Dalam masyarakat modern, banyak nilai budaya mulai tergerus oleh arus informasi global. Namun di desa-desa, proses pewarisan nilai masih berjalan alami.
Mereka percaya bahwa “petuah tidak diajarkan lewat buku, tapi lewat teladan hidup.”
Tetua adat dan tokoh masyarakat menjadi penjaga warisan ini.

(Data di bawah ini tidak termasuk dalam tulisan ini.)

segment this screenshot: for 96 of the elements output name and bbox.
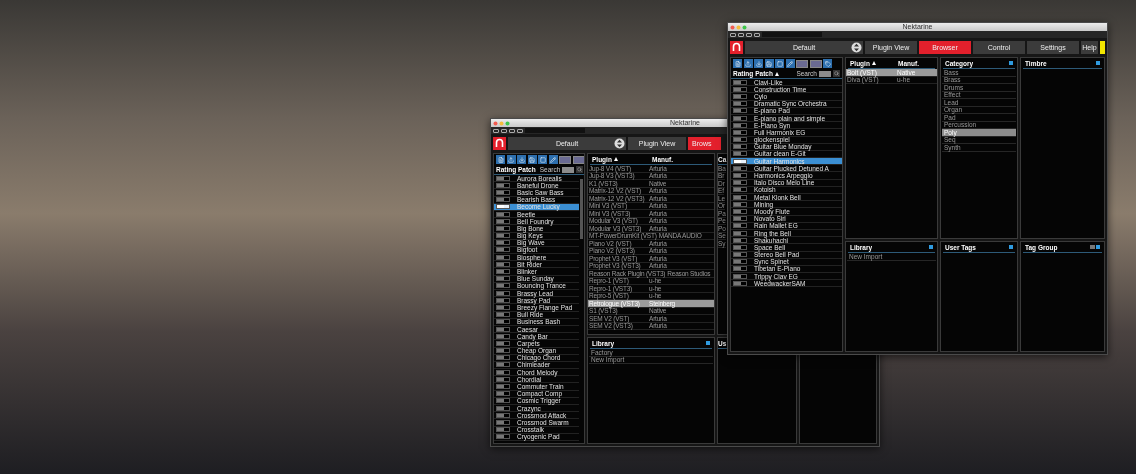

Mereka memastikan bahwa setiap generasi memahami nilai-nilai dasar seperti kejujuran, kesetiaan, dan tanggung jawab.
7. Tantangan di Era Modern
Meski masih dijaga dengan baik, petuah leluhur menghadapi tantangan besar di era modern.

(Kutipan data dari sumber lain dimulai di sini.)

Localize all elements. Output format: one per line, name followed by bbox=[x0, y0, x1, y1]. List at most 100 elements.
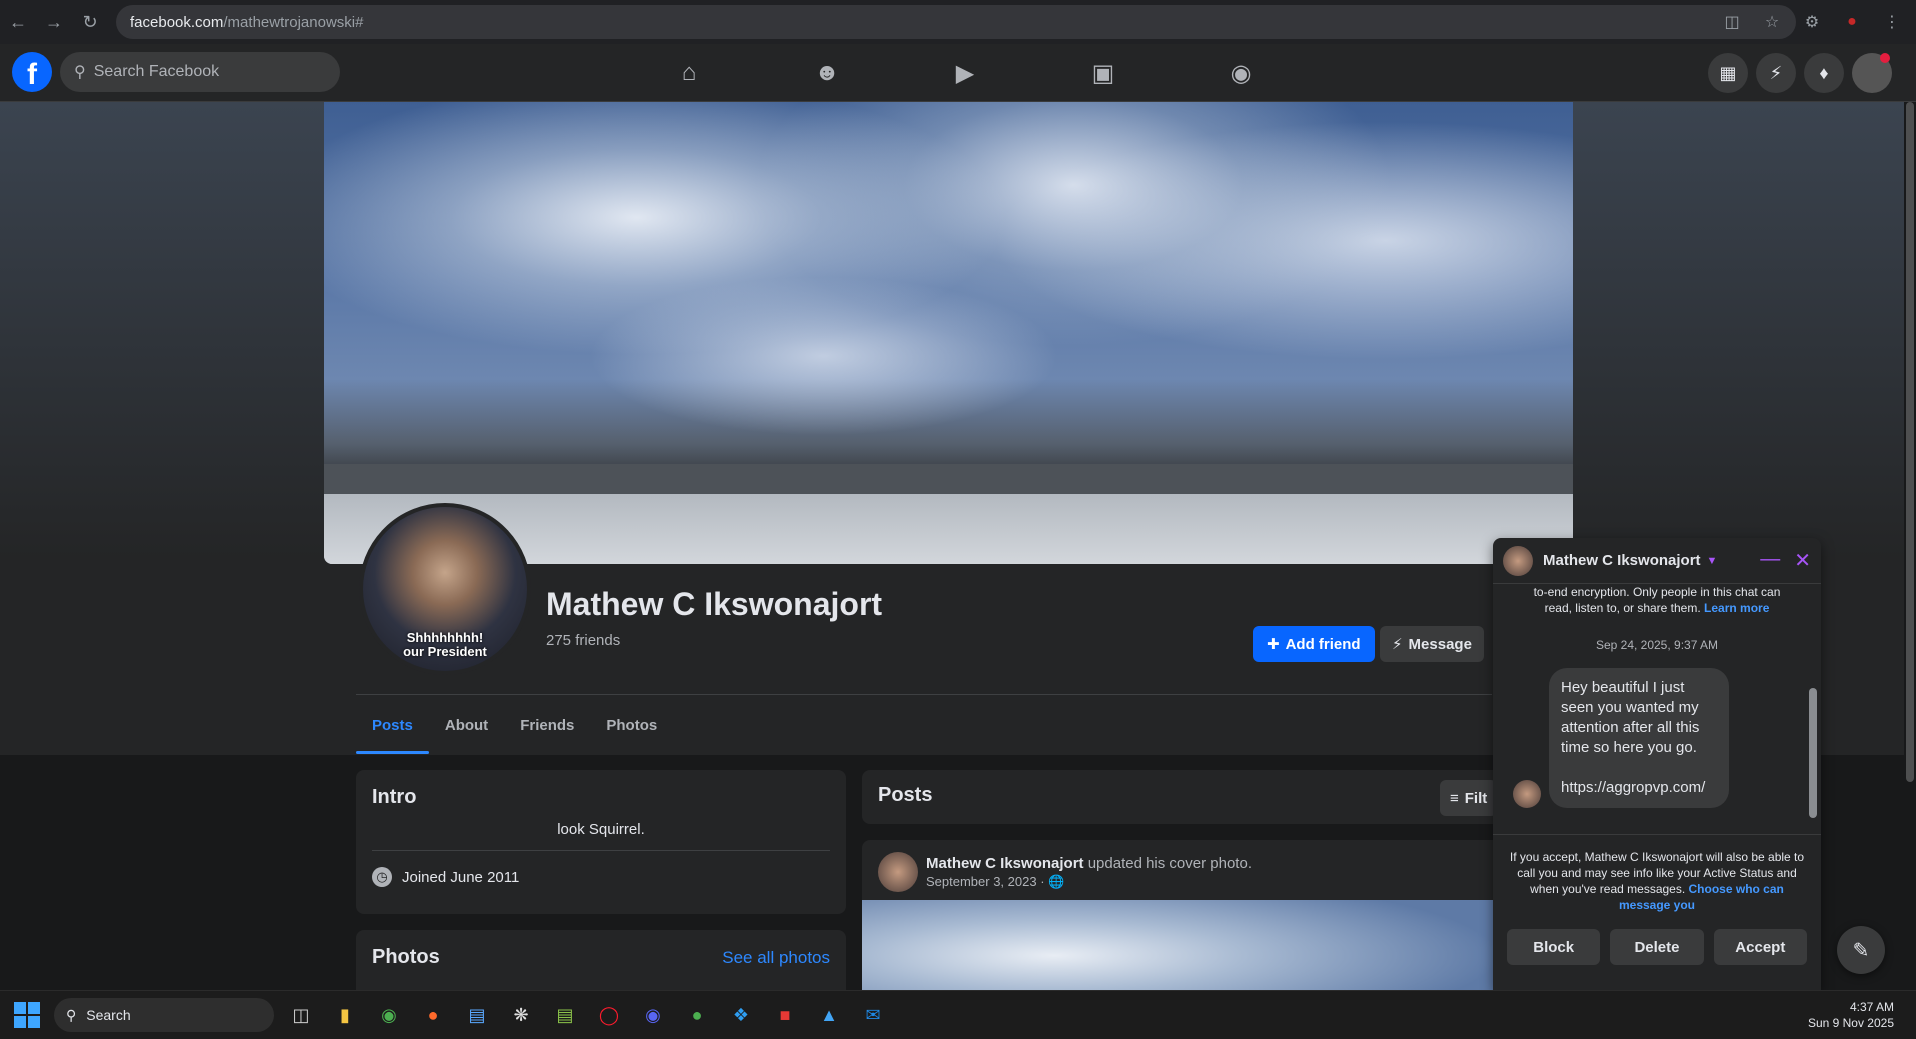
friends-icon[interactable]: ☻ bbox=[758, 44, 896, 102]
tab-photos[interactable]: Photos bbox=[590, 696, 673, 754]
globe-icon: 🌐 bbox=[1048, 873, 1065, 889]
video-icon[interactable]: ▶ bbox=[896, 44, 1034, 102]
posts-header-card: Posts ≡ Filt bbox=[862, 770, 1502, 824]
message-timestamp: Sep 24, 2025, 9:37 AM bbox=[1595, 638, 1719, 652]
chat-name[interactable]: Mathew C Ikswonajort bbox=[1543, 552, 1701, 569]
chrome-icon[interactable]: ◉ bbox=[372, 998, 406, 1032]
filters-label: Filt bbox=[1464, 789, 1488, 807]
taskbar-clock[interactable]: 4:37 AM Sun 9 Nov 2025 bbox=[1808, 999, 1894, 1031]
hs-icon[interactable]: ● bbox=[680, 998, 714, 1032]
account-icon[interactable] bbox=[1852, 53, 1892, 93]
taskbar-search[interactable]: ⚲ Search bbox=[54, 998, 274, 1032]
chatgpt-icon[interactable]: ❋ bbox=[504, 998, 538, 1032]
marketplace-icon[interactable]: ▣ bbox=[1034, 44, 1172, 102]
browser-toolbar: ← → ↻ facebook.com/mathewtrojanowski# ◫ … bbox=[0, 0, 1916, 44]
chat-scrollbar[interactable] bbox=[1809, 588, 1817, 834]
facebook-logo-icon[interactable]: f bbox=[12, 52, 52, 92]
chat-avatar[interactable] bbox=[1503, 545, 1533, 576]
post-date[interactable]: September 3, 2023 · bbox=[926, 874, 1045, 889]
facebook-header: f ⚲ Search Facebook ⌂ ☻ ▶ ▣ ◉ ▦ ⚡ ♦ bbox=[0, 44, 1916, 102]
chat-window: Mathew C Ikswonajort ▼ — ✕ to-end encryp… bbox=[1493, 538, 1821, 990]
notification-dot bbox=[1880, 53, 1890, 63]
messenger-icon[interactable]: ⚡ bbox=[1756, 53, 1796, 93]
tab-about[interactable]: About bbox=[429, 696, 504, 754]
messenger-icon: ⚡ bbox=[1392, 636, 1403, 653]
groups-icon[interactable]: ◉ bbox=[1172, 44, 1310, 102]
see-all-photos-link[interactable]: See all photos bbox=[722, 948, 830, 968]
task-view-icon[interactable]: ◫ bbox=[284, 998, 318, 1032]
search-icon: ⚲ bbox=[74, 64, 86, 81]
add-friend-icon: ✚ bbox=[1267, 636, 1280, 653]
joined-text: Joined June 2011 bbox=[402, 868, 520, 886]
editor-icon[interactable]: ▤ bbox=[548, 998, 582, 1032]
chat-messages[interactable]: to-end encryption. Only people in this c… bbox=[1493, 584, 1821, 834]
chat-scrollbar-thumb[interactable] bbox=[1809, 688, 1817, 818]
search-placeholder: Search Facebook bbox=[93, 63, 220, 80]
minimize-icon[interactable]: — bbox=[1760, 548, 1780, 573]
search-input[interactable]: ⚲ Search Facebook bbox=[60, 52, 340, 92]
photos-app-icon[interactable]: ▲ bbox=[812, 998, 846, 1032]
menu-icon[interactable]: ⋮ bbox=[1876, 6, 1908, 38]
clock-date: Sun 9 Nov 2025 bbox=[1807, 1016, 1894, 1030]
home-icon[interactable]: ⌂ bbox=[620, 44, 758, 102]
accept-button[interactable]: Accept bbox=[1713, 929, 1807, 965]
add-friend-label: Add friend bbox=[1285, 635, 1361, 653]
search-icon: ⚲ bbox=[66, 1006, 77, 1023]
app-icon[interactable]: ● bbox=[416, 998, 450, 1032]
outlook-icon[interactable]: ✉ bbox=[856, 998, 890, 1032]
message-bubble[interactable]: Hey beautiful I just seen you wanted my … bbox=[1549, 668, 1729, 808]
install-icon[interactable]: ◫ bbox=[1716, 6, 1748, 38]
filters-button[interactable]: ≡ Filt bbox=[1440, 780, 1498, 816]
filezilla-icon[interactable]: ■ bbox=[768, 998, 802, 1032]
message-button[interactable]: ⚡ Message bbox=[1380, 626, 1484, 662]
friends-count[interactable]: 275 friends bbox=[546, 632, 620, 649]
address-bar[interactable]: facebook.com/mathewtrojanowski# bbox=[116, 5, 1796, 39]
star-icon[interactable]: ☆ bbox=[1756, 6, 1788, 38]
taskbar: ⚲ Search ◫ ▮ ◉ ● ▤ ❋ ▤ ◯ ◉ ● ❖ ■ ▲ ✉ 4:3… bbox=[0, 990, 1916, 1039]
back-icon[interactable]: ← bbox=[0, 4, 36, 40]
profile-picture[interactable]: Shhhhhhhh! our President bbox=[359, 503, 531, 675]
block-button[interactable]: Block bbox=[1507, 929, 1601, 965]
cover-photo[interactable] bbox=[324, 102, 1573, 564]
notepad-icon[interactable]: ▤ bbox=[460, 998, 494, 1032]
close-icon[interactable]: ✕ bbox=[1794, 548, 1811, 573]
message-label: Message bbox=[1408, 635, 1472, 653]
forward-icon[interactable]: → bbox=[36, 4, 72, 40]
vscode-icon[interactable]: ❖ bbox=[724, 998, 758, 1032]
discord-icon[interactable]: ◉ bbox=[636, 998, 670, 1032]
add-friend-button[interactable]: ✚ Add friend bbox=[1253, 626, 1375, 662]
extensions-icon[interactable]: ⚙ bbox=[1796, 6, 1828, 38]
message-row: Hey beautiful I just seen you wanted my … bbox=[1513, 668, 1801, 808]
intro-card: Intro look Squirrel. ◷ Joined June 2011 bbox=[356, 770, 846, 914]
chat-header[interactable]: Mathew C Ikswonajort ▼ — ✕ bbox=[1493, 538, 1821, 584]
file-explorer-icon[interactable]: ▮ bbox=[328, 998, 362, 1032]
post-action: updated his cover photo. bbox=[1087, 854, 1252, 872]
profile-name: Mathew C Ikswonajort bbox=[546, 586, 883, 622]
post-author-avatar[interactable] bbox=[878, 852, 918, 892]
tab-posts[interactable]: Posts bbox=[356, 696, 429, 754]
page-scrollbar-thumb[interactable] bbox=[1906, 102, 1914, 782]
encryption-notice: to-end encryption. Only people in this c… bbox=[1513, 584, 1801, 616]
clock-time: 4:37 AM bbox=[1849, 1000, 1894, 1014]
request-actions: Block Delete Accept bbox=[1493, 913, 1821, 981]
url-path: /mathewtrojanowski# bbox=[223, 13, 364, 31]
profile-icon[interactable]: ● bbox=[1836, 6, 1868, 38]
windows-start-icon[interactable] bbox=[14, 1002, 40, 1028]
learn-more-link[interactable]: Learn more bbox=[1704, 601, 1769, 615]
chevron-down-icon[interactable]: ▼ bbox=[1707, 555, 1718, 567]
posts-title: Posts bbox=[878, 784, 933, 806]
reload-icon[interactable]: ↻ bbox=[72, 4, 108, 40]
page-scrollbar[interactable] bbox=[1904, 102, 1916, 989]
sender-avatar[interactable] bbox=[1513, 780, 1541, 808]
new-message-icon[interactable]: ✎ bbox=[1837, 926, 1885, 974]
filter-icon: ≡ bbox=[1450, 789, 1459, 807]
tab-friends[interactable]: Friends bbox=[504, 696, 590, 754]
profile-tabs: Posts About Friends Photos bbox=[356, 696, 673, 754]
post-author[interactable]: Mathew C Ikswonajort bbox=[926, 855, 1084, 872]
delete-button[interactable]: Delete bbox=[1610, 929, 1704, 965]
menu-grid-icon[interactable]: ▦ bbox=[1708, 53, 1748, 93]
photos-title: Photos bbox=[372, 946, 440, 968]
notifications-icon[interactable]: ♦ bbox=[1804, 53, 1844, 93]
profile-picture-caption: Shhhhhhhh! our President bbox=[403, 630, 487, 659]
opera-icon[interactable]: ◯ bbox=[592, 998, 626, 1032]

Kemajuan teknologi dan gaya hidup urban sering membuat generasi muda menganggap nasihat-nasihat lama sebagai sesuatu yang “ketinggalan zaman”.

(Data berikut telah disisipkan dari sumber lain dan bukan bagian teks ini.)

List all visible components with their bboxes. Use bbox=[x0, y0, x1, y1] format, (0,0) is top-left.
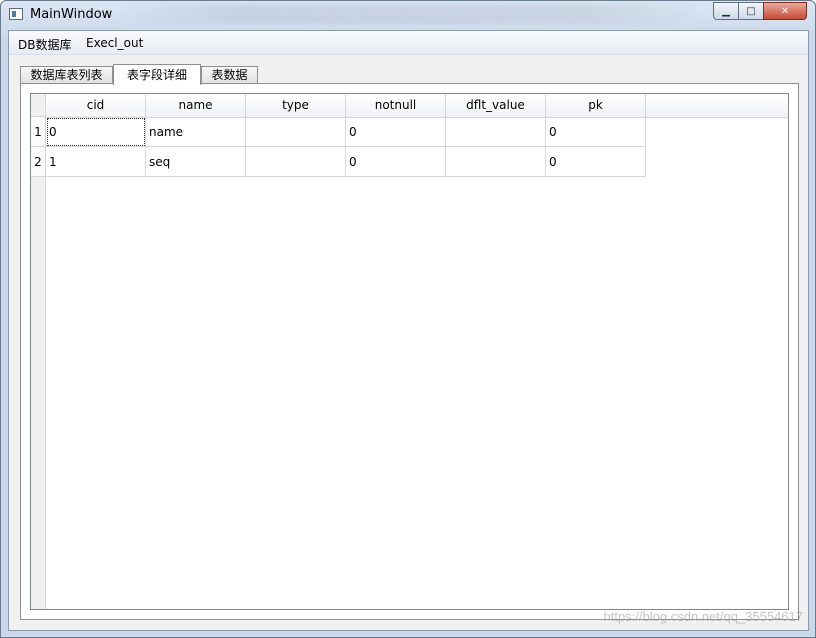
table-cell[interactable]: 0 bbox=[546, 147, 646, 177]
window-controls: ▁ □ ✕ bbox=[713, 2, 807, 22]
tab-table-data[interactable]: 表数据 bbox=[201, 66, 258, 84]
window-title: MainWindow bbox=[30, 7, 113, 22]
menu-db[interactable]: DB数据库 bbox=[18, 36, 71, 53]
table-cell[interactable] bbox=[246, 117, 346, 147]
table-cell[interactable]: 0 bbox=[546, 117, 646, 147]
app-window-icon bbox=[9, 8, 23, 20]
row-header-1[interactable]: 1 bbox=[31, 117, 45, 147]
table-corner-button[interactable] bbox=[31, 94, 46, 117]
table-cell[interactable]: 0 bbox=[346, 147, 446, 177]
menu-bar: DB数据库 Execl_out bbox=[9, 31, 808, 55]
field-table[interactable]: cid name type notnull dflt_value pk 1 2 … bbox=[30, 93, 789, 610]
column-header: cid name type notnull dflt_value pk bbox=[46, 94, 788, 118]
tab-database-table-list[interactable]: 数据库表列表 bbox=[20, 66, 113, 84]
table-cell[interactable]: 0 bbox=[46, 117, 146, 147]
row-header: 1 2 bbox=[31, 117, 46, 609]
column-header-cid[interactable]: cid bbox=[46, 94, 146, 117]
table-cell[interactable]: 0 bbox=[346, 117, 446, 147]
row-header-2[interactable]: 2 bbox=[31, 147, 45, 177]
menu-execl-out[interactable]: Execl_out bbox=[86, 36, 143, 50]
table-cell[interactable] bbox=[446, 147, 546, 177]
watermark-text: https://blog.csdn.net/qq_35554617 bbox=[603, 609, 804, 624]
tab-table-field-detail[interactable]: 表字段详细 bbox=[113, 64, 201, 85]
close-button[interactable]: ✕ bbox=[763, 2, 807, 20]
column-header-pk[interactable]: pk bbox=[546, 94, 646, 117]
column-header-type[interactable]: type bbox=[246, 94, 346, 117]
title-bar[interactable]: MainWindow ▁ □ ✕ bbox=[1, 1, 815, 29]
table-cell[interactable]: seq bbox=[146, 147, 246, 177]
tab-panel: cid name type notnull dflt_value pk 1 2 … bbox=[20, 83, 799, 620]
blurred-taskbar-region bbox=[119, 4, 699, 24]
minimize-button[interactable]: ▁ bbox=[713, 2, 739, 20]
table-cell[interactable]: 1 bbox=[46, 147, 146, 177]
column-header-dflt-value[interactable]: dflt_value bbox=[446, 94, 546, 117]
main-window: MainWindow ▁ □ ✕ DB数据库 Execl_out 数据库表列表 … bbox=[0, 0, 816, 638]
table-cell[interactable] bbox=[446, 117, 546, 147]
client-area: DB数据库 Execl_out 数据库表列表 表字段详细 表数据 cid nam… bbox=[8, 30, 809, 631]
table-cell[interactable]: name bbox=[146, 117, 246, 147]
column-header-name[interactable]: name bbox=[146, 94, 246, 117]
column-header-notnull[interactable]: notnull bbox=[346, 94, 446, 117]
table-cell[interactable] bbox=[246, 147, 346, 177]
maximize-button[interactable]: □ bbox=[738, 2, 764, 20]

Namun, seiring meningkatnya kesadaran akan pentingnya identitas budaya, banyak anak muda kini mulai kembali menghargai kearifan lokal.
Beberapa komunitas bahkan menghidupkan kembali petuah-petuah leluhur melalui media digital, film pendek, atau konten edukatif di internet.
Hal ini menunjukkan bahwa kearifan lokal bisa tetap relevan, asalkan dikemas dan disampaikan dengan cara yang sesuai zaman.
8. Nilai-Nilai Luhur yang Tak Lekang oleh Waktu
Dari sekian banyak petuah leluhur yang masih hidup di masyarakat pedesaan, beberapa nilai utama tetap menjadi pegangan hingga kini:
-
Rasa hormat terhadap orang tua, sesama, dan alam.
-
Kejujuran dan kerja keras sebagai jalan menuju keberkahan.
-
Kebersamaan dan gotong royong sebagai dasar kehidupan sosial.
-
Kesederhanaan dan syukur dalam menghadapi hidup.
-
Kebijaksanaan dan sabar dalam menyikapi tantangan.
Nilai-nilai ini membentuk karakter masyarakat yang tangguh, rendah hati, dan berakar kuat pada tradisi.
9. Pelajaran untuk Generasi Kini
Bagi kita yang hidup di era modern, petuah leluhur bisa menjadi kompas moral di tengah kompleksitas kehidupan.
Meski zaman berubah, makna di balik petuah tetap sama: menuntun manusia agar hidup seimbang, beretika, dan menghargai nilai kemanusiaan.
Petuah leluhur tidak menghalangi kemajuan, justru menjadi fondasi spiritual agar kemajuan tidak menghilangkan nurani.
Sebagaimana pepatah Jawa mengatakan:
“Sepi ing pamrih, rame ing gawe.”
(Bekerja dengan sungguh-sungguh tanpa pamrih pribadi.)
Kesimpulan
Petuah leluhur adalah warisan tak ternilai yang mengajarkan kita tentang arti kehidupan, kebersamaan, dan keseimbangan.
Di masyarakat pedesaan, nasihat-nasihat ini bukan sekadar kenangan masa lalu, tetapi bagian dari kehidupan yang masih dijalankan hingga hari ini.
Menjaga dan mempelajari kembali petuah leluhur berarti melestarikan jati diri bangsa — agar di tengah arus globalisasi, kita tetap berpijak pada akar kebijaksanaan yang telah diwariskan oleh nenek moyang.
Karena sebagaimana pepatah lama berkata:
“Biar maju setinggi langit, jangan lupa menapak di bumi tempat asalmu.”